Articles by Patrick Dixon
"Bone marrow and other tissues could repair your brain,
spinal cord and heart and cure diabetes or old-age blindness. Adult
stem cells promise investor returns while embryonic stem cells
and therapeutic cloning raise major ethical, legal, and image problems."
"Another study has shown that bone marrow stem cells from
an adult human can form healthy brain tissue. This should not surprise
us: all adult stem cells of course contain all the genetic code
needed to produce an entire clone of the adult and so are well
able, in theory, to produce whatever tissues or organs are needed."

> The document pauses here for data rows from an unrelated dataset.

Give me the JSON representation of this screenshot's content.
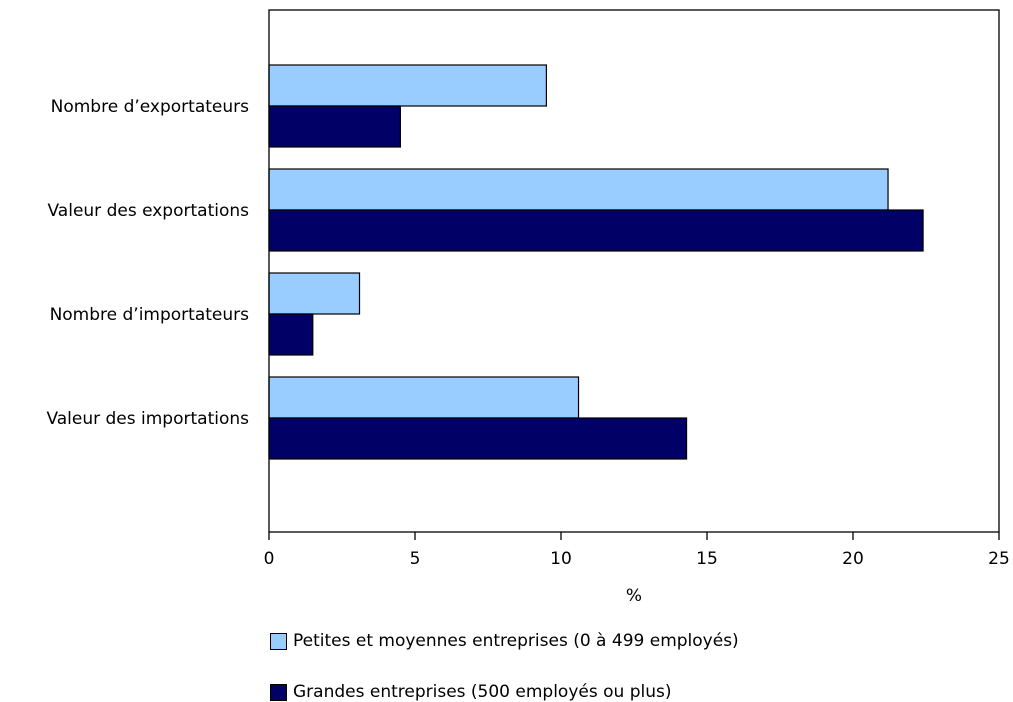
{
  "chart_data": {
    "type": "bar",
    "orientation": "horizontal",
    "title": "",
    "xlabel": "%",
    "ylabel": "",
    "categories": [
      "Nombre d’exportateurs",
      "Valeur des exportations",
      "Nombre d’importateurs",
      "Valeur des importations"
    ],
    "series": [
      {
        "name": "Petites et moyennes entreprises (0 à 499 employés)",
        "color": "#99ccff",
        "values": [
          9.5,
          21.2,
          3.1,
          10.6
        ]
      },
      {
        "name": "Grandes entreprises (500 employés ou plus)",
        "color": "#000066",
        "values": [
          4.5,
          22.4,
          1.5,
          14.3
        ]
      }
    ],
    "xlim": [
      0,
      25
    ],
    "xticks": [
      0,
      5,
      10,
      15,
      20,
      25
    ],
    "grid": false,
    "legend_position": "bottom"
  }
}
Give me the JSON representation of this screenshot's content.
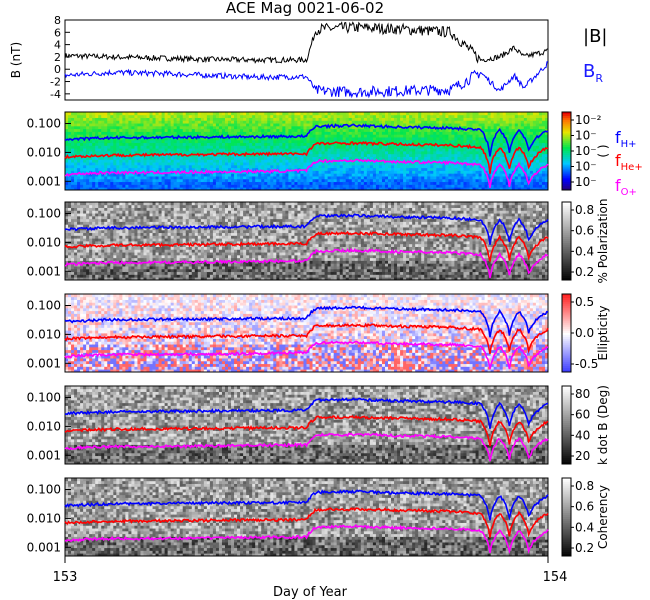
{
  "chart_data": [
    {
      "type": "line",
      "title": "ACE Mag 0021-06-02",
      "ylabel": "B (nT)",
      "ylim": [
        -5,
        8
      ],
      "yticks": [
        "8",
        "6",
        "4",
        "2",
        "0",
        "-2",
        "-4"
      ],
      "series": [
        {
          "name": "|B|",
          "color": "#000000",
          "x": [
            153.0,
            153.1,
            153.2,
            153.3,
            153.4,
            153.5,
            153.52,
            153.6,
            153.7,
            153.8,
            153.86,
            153.9,
            153.93,
            153.95,
            154.0
          ],
          "y": [
            2.2,
            2.0,
            1.8,
            1.6,
            1.5,
            1.5,
            6.5,
            6.8,
            6.5,
            6.0,
            1.5,
            2.0,
            3.5,
            2.0,
            3.0
          ]
        },
        {
          "name": "B_R",
          "color": "#0000ff",
          "x": [
            153.0,
            153.1,
            153.2,
            153.3,
            153.4,
            153.5,
            153.52,
            153.6,
            153.7,
            153.8,
            153.86,
            153.9,
            153.93,
            153.95,
            154.0
          ],
          "y": [
            -1.0,
            -0.5,
            -0.7,
            -1.0,
            -1.3,
            -1.2,
            -3.5,
            -3.7,
            -3.5,
            -3.3,
            -0.5,
            -3.5,
            -1.0,
            -3.0,
            1.0
          ]
        }
      ],
      "legend": [
        "|B|",
        "B_R"
      ]
    },
    {
      "type": "heatmap",
      "colorbar_label": "(  )",
      "colorbar_ticks": [
        "10⁻²",
        "10⁻",
        "10⁻",
        "10⁻",
        "10⁻"
      ],
      "ylog": true,
      "yticks": [
        "0.100",
        "0.010",
        "0.001"
      ],
      "overlays": [
        "f_H+",
        "f_He+",
        "f_O+"
      ]
    },
    {
      "type": "heatmap",
      "colorbar_label": "% Polarization",
      "colorbar_ticks": [
        "0.8",
        "0.6",
        "0.4",
        "0.2"
      ],
      "ylog": true,
      "yticks": [
        "0.100",
        "0.010",
        "0.001"
      ]
    },
    {
      "type": "heatmap",
      "colorbar_label": "Ellipticity",
      "colorbar_ticks": [
        "0.5",
        "0.0",
        "-0.5"
      ],
      "ylog": true,
      "yticks": [
        "0.100",
        "0.010",
        "0.001"
      ]
    },
    {
      "type": "heatmap",
      "colorbar_label": "k dot B (Deg)",
      "colorbar_ticks": [
        "80",
        "60",
        "40",
        "20"
      ],
      "ylog": true,
      "yticks": [
        "0.100",
        "0.010",
        "0.001"
      ]
    },
    {
      "type": "heatmap",
      "colorbar_label": "Coherency",
      "colorbar_ticks": [
        "0.8",
        "0.6",
        "0.4",
        "0.2"
      ],
      "ylog": true,
      "yticks": [
        "0.100",
        "0.010",
        "0.001"
      ],
      "xlabel": "Day of Year",
      "xlim": [
        153,
        154
      ],
      "xticks": [
        "153",
        "154"
      ]
    }
  ],
  "overlay_lines": [
    {
      "name": "f_H+",
      "color": "#0000ff",
      "x": [
        153.0,
        153.05,
        153.1,
        153.2,
        153.3,
        153.4,
        153.5,
        153.52,
        153.6,
        153.7,
        153.8,
        153.86,
        153.88,
        153.9,
        153.92,
        153.94,
        153.96,
        154.0
      ],
      "y": [
        0.028,
        0.03,
        0.032,
        0.033,
        0.034,
        0.035,
        0.036,
        0.08,
        0.085,
        0.075,
        0.07,
        0.06,
        0.008,
        0.06,
        0.01,
        0.06,
        0.012,
        0.06
      ]
    },
    {
      "name": "f_He+",
      "color": "#ff0000",
      "x": [
        153.0,
        153.05,
        153.1,
        153.2,
        153.3,
        153.4,
        153.5,
        153.52,
        153.6,
        153.7,
        153.8,
        153.86,
        153.88,
        153.9,
        153.92,
        153.94,
        153.96,
        154.0
      ],
      "y": [
        0.007,
        0.0075,
        0.008,
        0.0082,
        0.0085,
        0.0088,
        0.009,
        0.02,
        0.021,
        0.019,
        0.0175,
        0.015,
        0.002,
        0.015,
        0.0025,
        0.015,
        0.003,
        0.015
      ]
    },
    {
      "name": "f_O+",
      "color": "#ff00ff",
      "x": [
        153.0,
        153.05,
        153.1,
        153.2,
        153.3,
        153.4,
        153.5,
        153.52,
        153.6,
        153.7,
        153.8,
        153.86,
        153.88,
        153.9,
        153.92,
        153.94,
        153.96,
        154.0
      ],
      "y": [
        0.0017,
        0.0019,
        0.002,
        0.002,
        0.0021,
        0.0022,
        0.0023,
        0.005,
        0.0053,
        0.0047,
        0.0044,
        0.0038,
        0.0006,
        0.0038,
        0.0007,
        0.0038,
        0.0008,
        0.0038
      ]
    }
  ],
  "legend_labels": {
    "B": "|B|",
    "BR": "B",
    "BR_sub": "R",
    "fH": "f",
    "fH_sub": "H+",
    "fHe": "f",
    "fHe_sub": "He+",
    "fO": "f",
    "fO_sub": "O+"
  },
  "colors": {
    "H": "#0000ff",
    "He": "#ff0000",
    "O": "#ff00ff",
    "B": "#000000",
    "BR": "#0000ff"
  }
}
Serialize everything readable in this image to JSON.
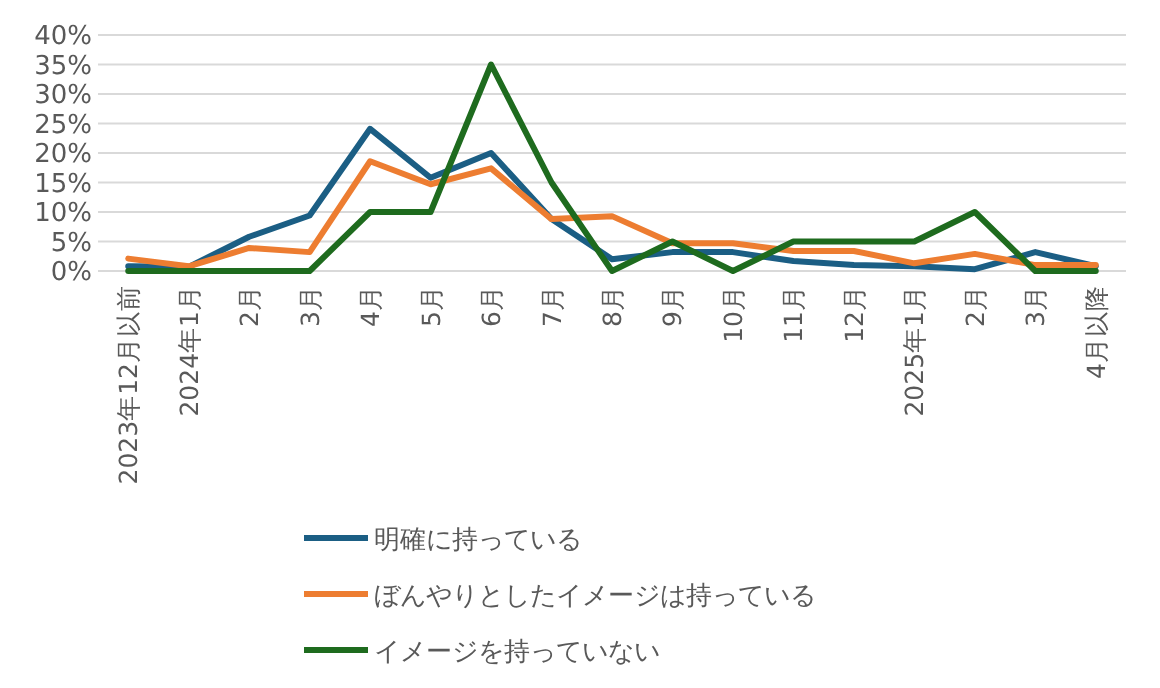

Future of Stem Cell Research: Rapid Progress
"Harvard Medical School is another center of astonishing progress
in adult stem cells. Trials have shown partially restored sight
in animals with retinal damage. Clinical trials are expected within
five years, using adult stem cells as a treatment to cure blindness
caused by macular degeneration - old-age blindness and the commonest
cause of sight- loss in America. Within 10 years it is hoped that
people will be able to be treated routinely with their own stem
cells in a clinic using a two-hour process."
Do stem cells really repair tissue?
For several years there has been a curious and very confusing
debate in editorials of publications like the New England Journal
of Medicine about whether adult stem cells actually regenerate
tissue or not.
The debate centers on technical questions and semantics, rather
than the reality of results.
Take for example heart repair. We
know that bone marrow cells can land up in a damaged heart and
when present, the heart is repaired. It is hard to be certain what
proportion of this remarkable process is due to stimulants released
locally by bone marrow cells, or by the bone marrow cells actually
differentiating into heart tissue.
It remains a confusing picture, not the least because in the
lab, cells seem to change character profoundly, but in clinical
trials it appears the effects of many stem cells are stimulatory.
But who cares? As a clinician I am delighted if injecting your
bone marrow cells into your back means that you are walking around
3 months after a terrible injury to your spine instead of being
in a wheelchair for the rest of your life. I am not so concerned
with exactly how it all works, and nor will you be.